Thinking critically about high-level principles when you’re in the rough and tumble of Phase 2 may be tough with the pressure of preparing for site visits, hearings and working paper responses. But it is crucial to making a successful pivot to remedies after an SLC finding, and could usefully be front-loaded to earlier in the process. 

Understand the importance of branding to competition when designing restricted brand licences

Cargotec / Konecranes showed that branding is sometimes a critically important feature of remedy design at the CMA, even in intermediary markets where customers are typically expected to ‘see through’ branding. In this case, the CMA was concerned that ‘sharing a brand’ would lead to confusion among customers and that there was a risk to the purchaser in rebranding after the licence had run its course. Similarly, in Sika / MBCC, branding was a focus for the CMA in its referral decision. That’s why the parties committed to a clean separation of branding post-merger, with the merged entity retaining branding only in countries where the remedy-taker would not be active. The CMA accepted this proposal but only after careful explanation that brand-sharing globally would not impact the divestment business’s standalone competitiveness in the UK.

Develop a clear carve-out plan for R&D and shared IP

The CMA has been increasingly granular in its assessment of the R&D capabilities of proposed remedies packages. 

In Cargotec / Konecranes, the CMA was concerned that IP to be shared between the merged entity and the divestiture purchaser would not include R&D assets that were developed outside the perimeter of the divestment business but could be used by the divestment business. It was also crucial that the terms of any licensed IP ensured the purchaser had the necessary resources - including employees - to carry out its own development of shared IP.  

When looking at employees, it isn't just about the numbers. The CMA was slow to accept the parties’ claims that R&D employees would be divided up between the retained and divested businesses based on which business they “predominantly” spent time working for.
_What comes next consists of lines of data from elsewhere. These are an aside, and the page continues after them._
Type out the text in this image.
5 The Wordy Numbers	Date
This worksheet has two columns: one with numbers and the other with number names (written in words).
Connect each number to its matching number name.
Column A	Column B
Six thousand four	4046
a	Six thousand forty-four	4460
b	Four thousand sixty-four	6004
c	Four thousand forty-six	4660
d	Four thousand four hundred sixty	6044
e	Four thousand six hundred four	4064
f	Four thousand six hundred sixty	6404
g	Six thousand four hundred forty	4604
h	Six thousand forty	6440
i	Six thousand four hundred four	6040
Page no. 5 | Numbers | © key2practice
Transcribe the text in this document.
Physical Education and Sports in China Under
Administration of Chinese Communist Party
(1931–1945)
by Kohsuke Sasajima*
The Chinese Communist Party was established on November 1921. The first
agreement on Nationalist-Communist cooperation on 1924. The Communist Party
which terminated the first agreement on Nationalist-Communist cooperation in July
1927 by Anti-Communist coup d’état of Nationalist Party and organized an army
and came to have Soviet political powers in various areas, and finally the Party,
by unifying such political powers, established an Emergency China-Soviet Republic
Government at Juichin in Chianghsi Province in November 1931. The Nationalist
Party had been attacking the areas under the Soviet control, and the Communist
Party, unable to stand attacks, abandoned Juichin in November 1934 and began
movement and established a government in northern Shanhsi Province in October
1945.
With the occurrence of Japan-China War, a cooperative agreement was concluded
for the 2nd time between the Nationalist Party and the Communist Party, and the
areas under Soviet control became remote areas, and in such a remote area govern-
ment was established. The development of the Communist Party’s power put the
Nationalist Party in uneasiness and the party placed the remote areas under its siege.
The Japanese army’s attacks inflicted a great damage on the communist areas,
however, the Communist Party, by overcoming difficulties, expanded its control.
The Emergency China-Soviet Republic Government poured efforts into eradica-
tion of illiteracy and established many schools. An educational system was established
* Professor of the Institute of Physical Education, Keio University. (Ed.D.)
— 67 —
It was cautious about using time spent as a solitary metric because there may be other ways in which R&D employees that predominantly spend time on retained business projects are crucial to the divestment business.   

The same was true in Sika / MBCC where the CMA went beyond a simple ‘time spent’ measure. It explored any R&D collaboration projects and secondments between the divisions - all with a view to identifying interdependencies between the carve-out business and the retained business’ employees.1 The CMA’s decision in Sika / MBCC also showed a strong preference for a reverse carve-out structure that puts the risk of ‘missing assets’ (particularly intangibles) on the merging businesses. Sika’s strategy is a good example of a completist approach to CMA remedy proposals, recognising that remedies are not a negotiation with the CMA but rather a one- or two-shot game.2

In summary, these ‘counting stars’ decisions send a message to businesses and advisors on remedies planning: R&D cannot be an afterthought in remedies planning. It is seen as critical to restoring the pre-merger level of competition. And this is true even in relatively low-tech industries like cranes, construction chemicals or foam. 

If you’d like to explore these ideas further with us, we would be happy to continue the conversation.

  1. A third party prompted the CMA by explaining that know-how would exist in the ‘minds of the staff’ meaning that the staff and the know-how which came with the R&D centres were just as important as the relevant patents.
  2. Unlike in Cargotec / Konecranes and Sika / MBCC, it was not possible to carve relevant R&D resources out of the target’s R&D facility in Carpenter / Recticel.  Instead, the parties’ proposed divestment business would have been supplied R&D services by the merged entity through a transitional agreement. The CMA did not accept this fix.